É curioso, mas compreensível, que a busca por reconhecimento por meio de políticas de saúde não tenha avançado nas discussões da Rede Fitovida. Muitos integrantes dos grupos são agentes comunitários de saúde, não só conhecem como atuam na ESF. São a categoria profissional que mais conhece o uso de plantas medicinais, mas estão silenciados na equipe. A PNPMF e a PNPIC foram elaboradas para definir de que maneira essas práticas de cuidado devem ser utilizadas na atenção primária à saúde. A PNPMF respalda atividades como as da Rede Fitovida, reconhece o papel do conhecimento tradicional e até mesmo de seus mecanismos de salvaguarda como o INRC, mas, ao mesmo tempo, ressalta em seus objetivos garantir “acesso seguro” e “uso racional” (Brasil, 2006b), isto é, o uso pela tradição não é suficiente para comprovar os efeitos terapêuticos das plantas medicinais e há a necessidade de validação com evidências científicas.
Embora a Rede Fitovida não tenha apostado nas políticas de saúde, observá-las em nível local provoca a imaginação de como seria se grupos como esse estivessem presentes na ESF. A contribuição que poderiam dar seria alargar os limites do uso dessas plantas para além das prescrições (e das evidências científicas reunidas) e introduzir nos espaços de interação e diálogo as experiências dos sujeitos em múltiplas dimensões de sua existência, que costumam ser categorizadas nas políticas de saúde como biopsicossociais (Bonet, 2014). As plantas não se resumem aos elementos da natureza, matéria-prima para o preparo de remédios caseiros, são fundamentais para estabelecer relações, ativar memória e equalizar relações desiguais entre usuários e profissionais de saúde.

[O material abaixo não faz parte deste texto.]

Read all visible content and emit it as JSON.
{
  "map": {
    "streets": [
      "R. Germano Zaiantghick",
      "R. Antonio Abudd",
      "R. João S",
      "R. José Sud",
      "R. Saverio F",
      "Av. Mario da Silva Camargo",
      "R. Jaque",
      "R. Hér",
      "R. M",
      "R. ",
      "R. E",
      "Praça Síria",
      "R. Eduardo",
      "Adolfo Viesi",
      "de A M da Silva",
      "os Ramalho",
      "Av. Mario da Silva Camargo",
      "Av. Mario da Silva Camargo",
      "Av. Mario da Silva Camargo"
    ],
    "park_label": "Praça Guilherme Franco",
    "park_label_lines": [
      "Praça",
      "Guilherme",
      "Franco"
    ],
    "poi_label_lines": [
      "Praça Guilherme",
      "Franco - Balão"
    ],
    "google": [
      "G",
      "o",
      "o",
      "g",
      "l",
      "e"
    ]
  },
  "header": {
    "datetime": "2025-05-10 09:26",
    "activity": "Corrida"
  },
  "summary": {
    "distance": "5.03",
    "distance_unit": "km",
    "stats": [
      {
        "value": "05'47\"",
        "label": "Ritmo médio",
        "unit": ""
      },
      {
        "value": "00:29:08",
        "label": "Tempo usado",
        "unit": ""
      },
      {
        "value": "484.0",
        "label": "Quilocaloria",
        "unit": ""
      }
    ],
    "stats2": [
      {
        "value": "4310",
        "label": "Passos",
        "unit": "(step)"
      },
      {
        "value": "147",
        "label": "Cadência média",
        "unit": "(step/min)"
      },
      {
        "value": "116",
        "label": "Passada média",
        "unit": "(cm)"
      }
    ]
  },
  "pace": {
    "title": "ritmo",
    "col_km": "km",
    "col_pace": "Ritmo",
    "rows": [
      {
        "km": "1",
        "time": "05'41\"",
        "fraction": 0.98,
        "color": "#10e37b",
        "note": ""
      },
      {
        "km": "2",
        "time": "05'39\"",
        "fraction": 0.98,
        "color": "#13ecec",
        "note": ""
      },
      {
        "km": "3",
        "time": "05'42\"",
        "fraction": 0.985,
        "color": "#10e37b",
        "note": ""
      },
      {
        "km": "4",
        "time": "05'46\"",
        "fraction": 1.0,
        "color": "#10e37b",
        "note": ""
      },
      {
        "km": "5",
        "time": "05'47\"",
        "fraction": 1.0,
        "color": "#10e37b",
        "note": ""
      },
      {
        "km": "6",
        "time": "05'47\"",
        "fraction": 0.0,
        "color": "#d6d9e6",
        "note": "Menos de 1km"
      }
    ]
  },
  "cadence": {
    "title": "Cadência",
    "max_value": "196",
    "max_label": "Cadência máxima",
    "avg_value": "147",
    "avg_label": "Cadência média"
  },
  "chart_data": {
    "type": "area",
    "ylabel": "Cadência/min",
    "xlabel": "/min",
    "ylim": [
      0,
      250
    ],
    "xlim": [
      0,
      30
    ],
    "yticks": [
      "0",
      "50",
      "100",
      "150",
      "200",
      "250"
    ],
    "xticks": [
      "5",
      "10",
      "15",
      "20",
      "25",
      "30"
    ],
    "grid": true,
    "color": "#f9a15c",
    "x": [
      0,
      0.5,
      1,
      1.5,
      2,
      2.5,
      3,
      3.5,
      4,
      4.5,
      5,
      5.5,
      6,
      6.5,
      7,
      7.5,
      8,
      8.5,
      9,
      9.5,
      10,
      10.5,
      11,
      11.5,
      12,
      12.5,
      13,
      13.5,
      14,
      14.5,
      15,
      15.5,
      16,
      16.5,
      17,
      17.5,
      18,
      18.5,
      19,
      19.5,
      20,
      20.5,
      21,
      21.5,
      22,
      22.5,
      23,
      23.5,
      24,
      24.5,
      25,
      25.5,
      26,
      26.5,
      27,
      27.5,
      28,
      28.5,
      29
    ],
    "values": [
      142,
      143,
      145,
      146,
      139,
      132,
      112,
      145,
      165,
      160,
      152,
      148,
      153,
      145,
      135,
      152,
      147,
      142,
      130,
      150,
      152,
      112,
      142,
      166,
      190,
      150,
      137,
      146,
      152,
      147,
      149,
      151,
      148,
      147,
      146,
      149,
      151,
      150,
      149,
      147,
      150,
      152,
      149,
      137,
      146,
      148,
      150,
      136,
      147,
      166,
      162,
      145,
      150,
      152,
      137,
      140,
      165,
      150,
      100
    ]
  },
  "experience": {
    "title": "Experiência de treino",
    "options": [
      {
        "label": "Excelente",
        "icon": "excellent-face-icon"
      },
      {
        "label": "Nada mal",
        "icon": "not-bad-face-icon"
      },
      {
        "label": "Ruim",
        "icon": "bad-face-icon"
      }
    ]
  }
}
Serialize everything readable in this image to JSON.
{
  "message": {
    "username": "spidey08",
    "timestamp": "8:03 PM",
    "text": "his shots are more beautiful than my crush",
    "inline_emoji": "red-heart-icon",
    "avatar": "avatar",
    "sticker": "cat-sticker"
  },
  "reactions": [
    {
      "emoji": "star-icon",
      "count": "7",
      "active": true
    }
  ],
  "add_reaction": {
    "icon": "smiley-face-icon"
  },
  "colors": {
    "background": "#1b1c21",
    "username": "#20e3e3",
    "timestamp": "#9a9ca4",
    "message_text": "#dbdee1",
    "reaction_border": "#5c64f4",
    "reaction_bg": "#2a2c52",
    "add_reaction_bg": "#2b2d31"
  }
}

A perspectiva de um pensamento relacional, como propõe T. Ingold, pode contribuir para superar a oposição entre conhecimento tradicional e ciência que costuma constar nas políticas públicas e reconciliar as ciências humanas e naturais, rumo a uma ecologia da vida. Pois a vida humana é conduzida simultaneamente em dois campos: o social, campo das relações interpessoais, e o ecológico, campo das relações entre os organismos (Ingold, 2000, p. 172).22 Carlessi e Sousa (2022, p. 52) identificaram em sua cartografia que os gestores e trabalhadores do SUS reconhecem um conjunto diversificado de grupos, indicando que o entendimento do conceito de “tradição” tem sido feito de modo contextual aos territórios em que atuam, criando referência direta a grupos autorreferidos. Essa compreensão mais ampla do que é tradição é importante, uma vez que o termo “conhecimento tradicional” assume diferentes significados nos campos da antropologia, meio ambiente e na sociedade. Ingold e Kurttila (2000) destacam a divergência entre os parâmetros local e moderno, sendo este último preferido por cientistas, burocratas e advogados. Duas perspectivas são delineadas: o Conhecimento Tradicional Moderno (MTK), influenciado pelo discurso da modernidade, e o Conhecimento Tradicional Local (LTK), surgido das práticas locais. O discurso moderno sugere que o conhecimento das pessoas é organizado por conceitos compartilhados e transmitidos pela educação, em um modelo genealógico, com o saber nativo sendo definido em oposição à ciência. Os autores argumentam que o sentido de tradição para as pessoas locais (LTK) não é recebido como parte de um modelo cultural, mas é moldado pelos contextos interativos nos quais as pessoas se tornam conscientes de sua própria sabedoria. Enquanto que, para a perspectiva moderna, a continuidade do conhecimento tradicional é assegurada pela adequação de mecanismos institucionais, como museus e pesquisa folclórica, para as pessoas locais, esse conhecimento está intrinsecamente ligado às práticas contemporâneas de viver na terra.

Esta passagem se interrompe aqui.